In these visitations with his avatar angel, “the mystery in magnificence and

complete clarity” is revealed to Mani piecemeal. One piece of this mystery

had to do with the sentience of the universe. In an initial vision, Mani sees

a date tree and picks its fruits to eat. The branches bleed. He cuts grain in

a field. Blood spurts up from the cut stalks.

This vision led Mani to begin practicing silence, withdrawal, and quietude,

what he calls “rest” and “doing no harm.” He refused to work as a

laborer in the baptists’ gardens, and instead begged for his food, because

he did not want to be the cause of suffering when the plants were cut from

their roots. All living things, he came to believe, are sentient, containing

light or soul stuff. Unlike the other Gnostics we have met in this book,

Mani made no obvious distinction between the human soul and spirit,

although he does seem to think that the divine light fills the soul and

makes it a living self.

The second bit of revelation has to do with our separation from the

Father, who lives in the kingdom of light. Mani says that his angel showed

him “who I am and what my body is, in what way I came and how my

coming into this world happened.” Mani came to understand that his true

self had been separated from the Father on high and sent into his material

body, “this loathsome flesh,” where it became intoxicated with desire.
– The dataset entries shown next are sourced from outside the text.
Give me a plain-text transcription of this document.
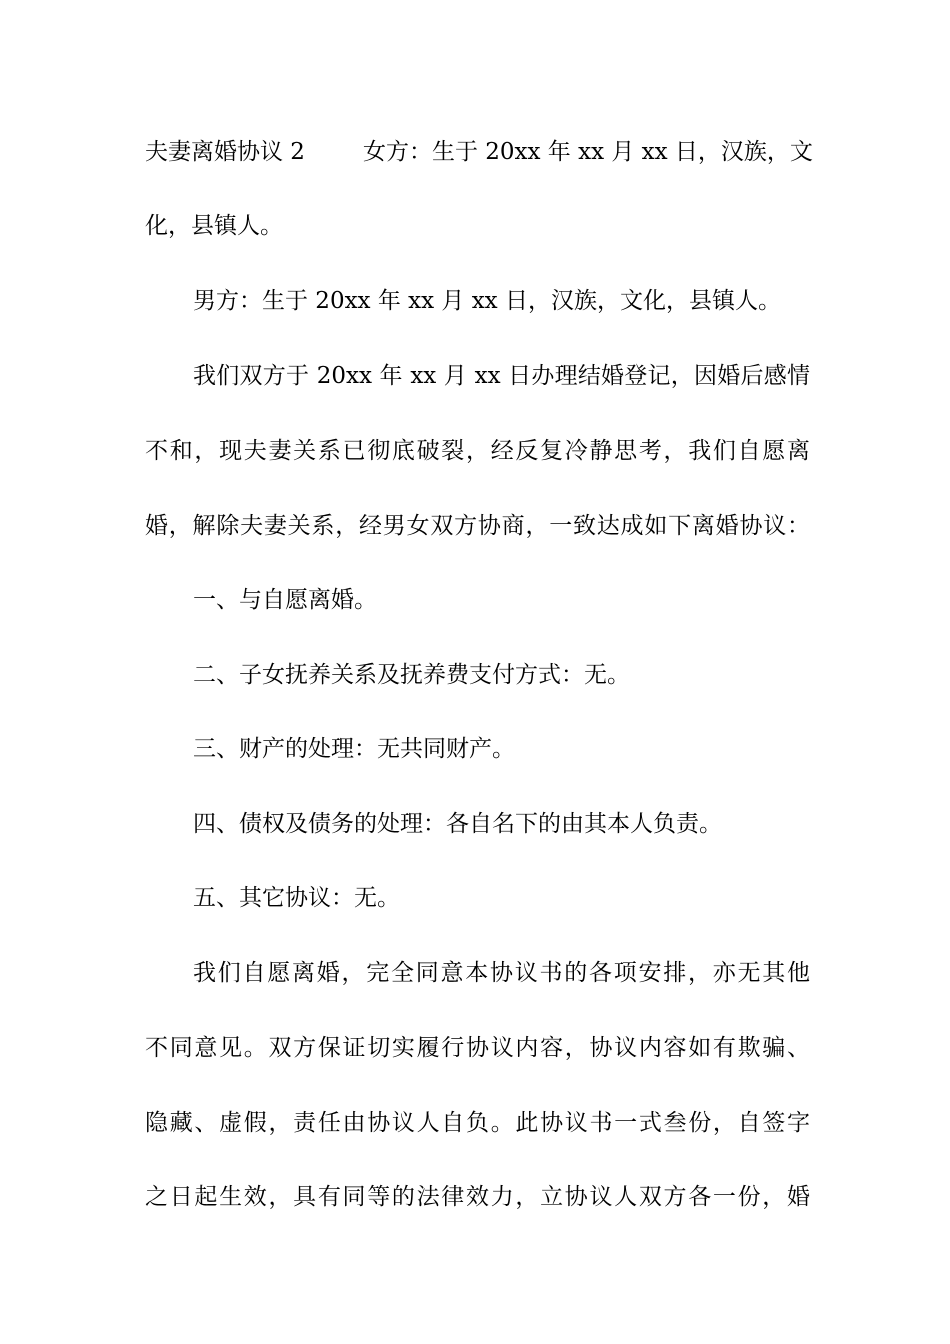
夫妻离婚协议 2	女方：生于 20xx 年 xx 月 xx 日，汉族，文
化，县镇人。
男方：生于 20xx 年 xx 月 xx 日，汉族，文化，县镇人。
我们双方于 20xx 年 xx 月 xx 日办理结婚登记，因婚后感情
不和，现夫妻关系已彻底破裂，经反复冷静思考，我们自愿离
婚，解除夫妻关系，经男女双方协商，一致达成如下离婚协议：
一、与自愿离婚。
二、子女抚养关系及抚养费支付方式：无。
三、财产的处理：无共同财产。
四、债权及债务的处理：各自名下的由其本人负责。
五、其它协议：无。
我们自愿离婚，完全同意本协议书的各项安排，亦无其他
不同意见。双方保证切实履行协议内容，协议内容如有欺骗、
隐藏、虚假，责任由协议人自负。此协议书一式叁份，自签字
之日起生效，具有同等的法律效力，立协议人双方各一份，婚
The

third part of the mystery is about reunion with God, when his avatar angel

and his soul reunite. It is Mani’s “unsleeping syzygos ,” his “inseparable

syzygos ,” who descends to him so that he and his angel can be reunited,

when Mani would come to the “measureless heights” and “unsearchable

depths” of God. Mani composed an exquisite poem to celebrate this

wonderful mystery (Cologne Mani Codex 24; translation by Gardner and

Lieu 2004, 51, with minor modification):

I received him piously,

And I took him as my own.

I believed him,

That he belongs to me

And that he is a good and valuable guide.